木村:今ここにいる人や過去に関わった人だけでなく、これから集まってくるであろう未来の人々にとっても、誇りを感じられる場所であって欲しい。そう考えると、美術館はまさに建築と同じように、人々の記憶や文化を未来につなぐ役割を担っているのだと思います。
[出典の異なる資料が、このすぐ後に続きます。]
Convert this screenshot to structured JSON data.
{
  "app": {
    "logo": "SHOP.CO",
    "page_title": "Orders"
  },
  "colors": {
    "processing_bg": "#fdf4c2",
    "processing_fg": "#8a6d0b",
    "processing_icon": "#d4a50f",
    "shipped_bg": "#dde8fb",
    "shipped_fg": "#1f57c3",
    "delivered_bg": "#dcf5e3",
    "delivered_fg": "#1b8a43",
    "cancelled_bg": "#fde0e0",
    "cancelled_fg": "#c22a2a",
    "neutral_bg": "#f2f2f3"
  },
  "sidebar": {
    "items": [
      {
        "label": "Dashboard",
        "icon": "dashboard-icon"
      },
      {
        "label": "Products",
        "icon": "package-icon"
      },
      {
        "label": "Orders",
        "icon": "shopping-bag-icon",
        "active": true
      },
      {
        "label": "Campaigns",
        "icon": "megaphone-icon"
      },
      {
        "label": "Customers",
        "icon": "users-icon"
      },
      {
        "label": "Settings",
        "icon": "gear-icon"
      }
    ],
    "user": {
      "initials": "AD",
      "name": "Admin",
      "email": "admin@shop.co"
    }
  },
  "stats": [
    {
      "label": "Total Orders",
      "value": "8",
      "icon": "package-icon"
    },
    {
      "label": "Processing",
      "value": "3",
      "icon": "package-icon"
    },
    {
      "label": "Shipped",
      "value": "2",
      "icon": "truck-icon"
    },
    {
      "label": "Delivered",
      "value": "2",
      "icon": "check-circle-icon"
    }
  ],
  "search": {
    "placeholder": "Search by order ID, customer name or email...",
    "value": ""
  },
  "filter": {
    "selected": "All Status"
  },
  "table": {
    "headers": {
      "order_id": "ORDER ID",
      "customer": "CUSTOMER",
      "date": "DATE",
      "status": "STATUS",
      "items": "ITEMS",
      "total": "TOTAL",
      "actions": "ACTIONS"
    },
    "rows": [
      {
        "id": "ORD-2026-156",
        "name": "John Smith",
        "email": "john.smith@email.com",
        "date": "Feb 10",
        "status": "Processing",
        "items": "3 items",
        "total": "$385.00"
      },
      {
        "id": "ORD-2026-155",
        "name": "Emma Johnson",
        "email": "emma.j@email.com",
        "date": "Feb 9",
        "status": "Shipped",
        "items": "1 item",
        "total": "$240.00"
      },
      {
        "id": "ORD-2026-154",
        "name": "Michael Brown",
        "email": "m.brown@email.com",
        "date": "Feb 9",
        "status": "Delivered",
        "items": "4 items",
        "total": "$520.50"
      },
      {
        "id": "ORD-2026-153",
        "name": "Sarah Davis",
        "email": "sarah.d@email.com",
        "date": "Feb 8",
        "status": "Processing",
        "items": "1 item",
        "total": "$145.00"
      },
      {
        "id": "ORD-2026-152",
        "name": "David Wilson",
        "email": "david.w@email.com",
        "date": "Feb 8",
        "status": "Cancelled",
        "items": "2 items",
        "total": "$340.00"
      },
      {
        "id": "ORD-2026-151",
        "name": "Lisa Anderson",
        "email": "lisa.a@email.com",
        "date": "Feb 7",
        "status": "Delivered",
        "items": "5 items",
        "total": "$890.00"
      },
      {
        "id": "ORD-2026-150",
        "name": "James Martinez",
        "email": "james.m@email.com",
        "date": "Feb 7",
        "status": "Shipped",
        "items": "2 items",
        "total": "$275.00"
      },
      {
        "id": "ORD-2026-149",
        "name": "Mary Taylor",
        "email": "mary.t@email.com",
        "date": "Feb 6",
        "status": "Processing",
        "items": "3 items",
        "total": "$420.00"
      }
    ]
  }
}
開館5周年記念展『ニュー・ユートピア――わたしたちがつくる新しい生態系』

開催期間:開催中〜2025年11月17日(日)
開催場所:弘前れんが倉庫美術館
開館時間:9時〜17時 ※入場は閉館の30分前まで
休館日:火
入館料:一般 ¥1,500
www.hirosaki-moca.jp

 

田根 剛 (たね つよし)

●建築家

1979年東京生まれ。ATTA - Atelier Tsuyoshi Tane Architectsを設立、2006年より、フランス・パリを拠点に活動。場所の記憶から建築をつくる「Archaeology of the Future」をコンセプトに、現在ヨーロッパと日本を中心に世界各地で多数のプロジェクトが進行中。主な作品に『エストニア国立博物館』(2016年)、『弘前れんが倉庫美術館』(2020年)、『アルサーニ・コレクション財団・美術館』(2021年)、『ヴィトラ・ガーデンハウス』(2023年)、『帝国ホテル 東京・新本館』(2036年完成予定)など。主な受賞に、フランス芸術文化勲章シュヴァリエ、フランス建築アカデミー新人賞、エストニア文化基金賞グランプリ、第67回芸術選奨文部科学大臣新人賞など多数受賞 。著書に『TSUYOSHI TANE Archaeology of the Future』(TOTO 出版)。

木村 絵理子(きむら えりこ)

●弘前れんが倉庫美術館館長

元横浜美術館主任学芸員。2005年から横浜トリエンナーレのキュレトリアル・チームに携わり、2020年の第7回展では企画統括。奈良美智展(2012-13年、横浜美術館ほか)や「昭和の肖像:写真でたどる『昭和』の人と歴史」展(2017-2019年、横浜美術館の後、アーツ前橋とナショナル・ギャラリー・オブ・カナダへ巡回)、「距離をめぐる11の物語:日本の現代美術」展(2021年、主催:国際交流基金)、蜷川実花展with EiM(2024年、弘前れんが倉庫美術館)など、現代美術や写真の展覧会を企画。美術評論家連盟会員、多摩美術大学・金沢美術工芸大学客員教授。